When you think of Swedish music in the ‘90s, the first thing that comes to mind might be the radio-ready pop conjured by Denniz Pop and his crew of production underlings at Cheiron Studios. Not quite as immediate in is its output in genres like progressive rock, a market the U.S and England have had solidly cornered since the 1960s. One of the standout prog bands from Sweden to emerge in the last 25 years has been The Flower Kings, a project revolving around singer-songwriter Roine Stolt that could be described in short as Yes and Rush with Donald Fagen on lead vocals (at least now). Their latest output comes in the form of Islands, a double album jam-packed with moments of technicality, melody, feeling and all manner of intriguing twists and turns for the rock intellectual.
“Racing with Blinders On” makes for a strong introduction; essentially an instrumental amalgamation of Moving Pictures and Fragile. Numbers of the likes of “Serpentine”, “Hidden Angles” and “Journeyman” lean more towards jazz fusion in their winding sonic complexity, while “Tangerine” and the Floydian “Telescope” land more on the soulful side of things. Tracks like “Between Hope & Fear” and “Goodbye Outrage” provide the customary quirky, quintessentially prog moments that any record of this ilk inevitably has; “Broken” and “From The Ground” meanwhile are solid ‘70s throwbacks that could be easily confused with early, pre-commercial Styx. Other tracks like “Looking For Answers”, “Islands” and “Man In A Two Peace Suit” free-float and meander along (in a good way), rounding the 21-track marathon of Islands out into an extensive, yet intriguing and versatile musical adventure.

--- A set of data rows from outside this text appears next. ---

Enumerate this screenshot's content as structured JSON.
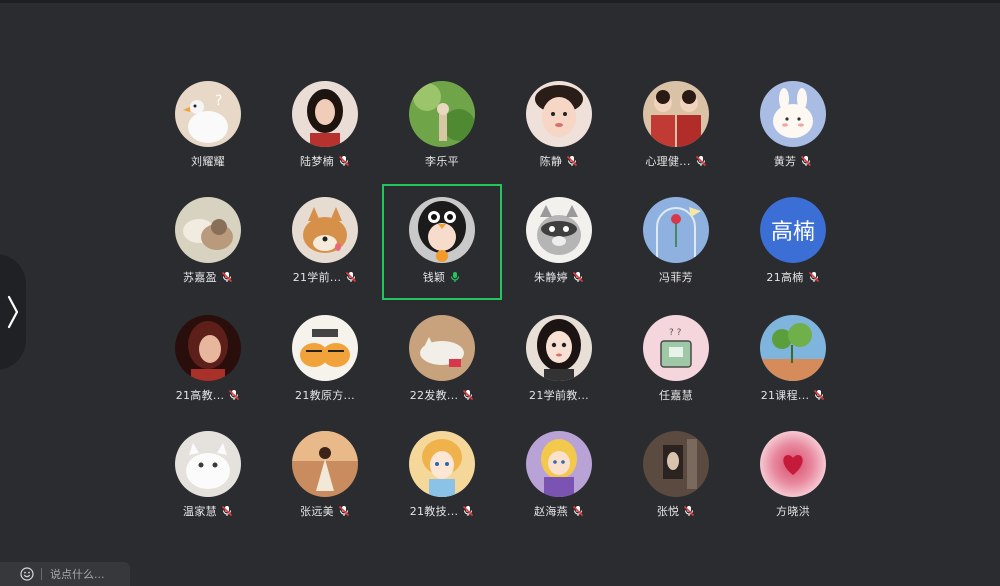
{
  "participants": [
    {
      "name": "刘耀耀",
      "muted": false,
      "avatar": "duck-photo"
    },
    {
      "name": "陆梦楠",
      "muted": true,
      "avatar": "woman-portrait"
    },
    {
      "name": "李乐平",
      "muted": false,
      "avatar": "green-photo"
    },
    {
      "name": "陈静",
      "muted": true,
      "avatar": "child-photo"
    },
    {
      "name": "心理健...",
      "muted": true,
      "avatar": "group-photo"
    },
    {
      "name": "黄芳",
      "muted": true,
      "avatar": "bunny-cartoon"
    },
    {
      "name": "苏嘉盈",
      "muted": true,
      "avatar": "dog-blanket"
    },
    {
      "name": "21学前...",
      "muted": true,
      "avatar": "shiba-dog"
    },
    {
      "name": "钱颖",
      "muted": false,
      "speaking": true,
      "host": true,
      "avatar": "penguin-costume"
    },
    {
      "name": "朱静婷",
      "muted": true,
      "avatar": "raccoon-drawing"
    },
    {
      "name": "冯菲芳",
      "muted": false,
      "avatar": "rose-dome"
    },
    {
      "name": "21高楠",
      "muted": true,
      "avatar_text": "高楠"
    },
    {
      "name": "21高教...",
      "muted": true,
      "avatar": "red-portrait"
    },
    {
      "name": "21教原方...",
      "muted": false,
      "avatar": "tiger-cartoon"
    },
    {
      "name": "22发教...",
      "muted": true,
      "avatar": "cat-sleeping"
    },
    {
      "name": "21学前教...",
      "muted": false,
      "avatar": "anime-girl"
    },
    {
      "name": "任嘉慧",
      "muted": false,
      "avatar": "book-cartoon"
    },
    {
      "name": "21课程...",
      "muted": true,
      "avatar": "plant-photo"
    },
    {
      "name": "温家慧",
      "muted": true,
      "avatar": "white-cat"
    },
    {
      "name": "张远美",
      "muted": true,
      "avatar": "girl-outdoor"
    },
    {
      "name": "21教技...",
      "muted": true,
      "avatar": "anime-princess"
    },
    {
      "name": "赵海燕",
      "muted": true,
      "avatar": "rapunzel"
    },
    {
      "name": "张悦",
      "muted": true,
      "avatar": "dark-room"
    },
    {
      "name": "方晓洪",
      "muted": false,
      "avatar": "pink-heart"
    }
  ],
  "chat": {
    "placeholder": "说点什么..."
  },
  "colors": {
    "background": "#2b2c30",
    "active_border": "#22c55e",
    "mic_speaking": "#22c55e",
    "mic_muted": "#ffffff"
  }
}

It’s hard to sound as strong as you did in the beginning 25 years later, but The Flower Kings certainly pull that feat off with this album. The sound on this record is not only timeless, but seemingly ageless as well with its pure-as-the-driven-snow approach to progressive rock that shows no signs of weakness or fatigue. If this is what they can put out in 2020, they need not have any worry about declining for quite a while; the best may indeed be yet to come.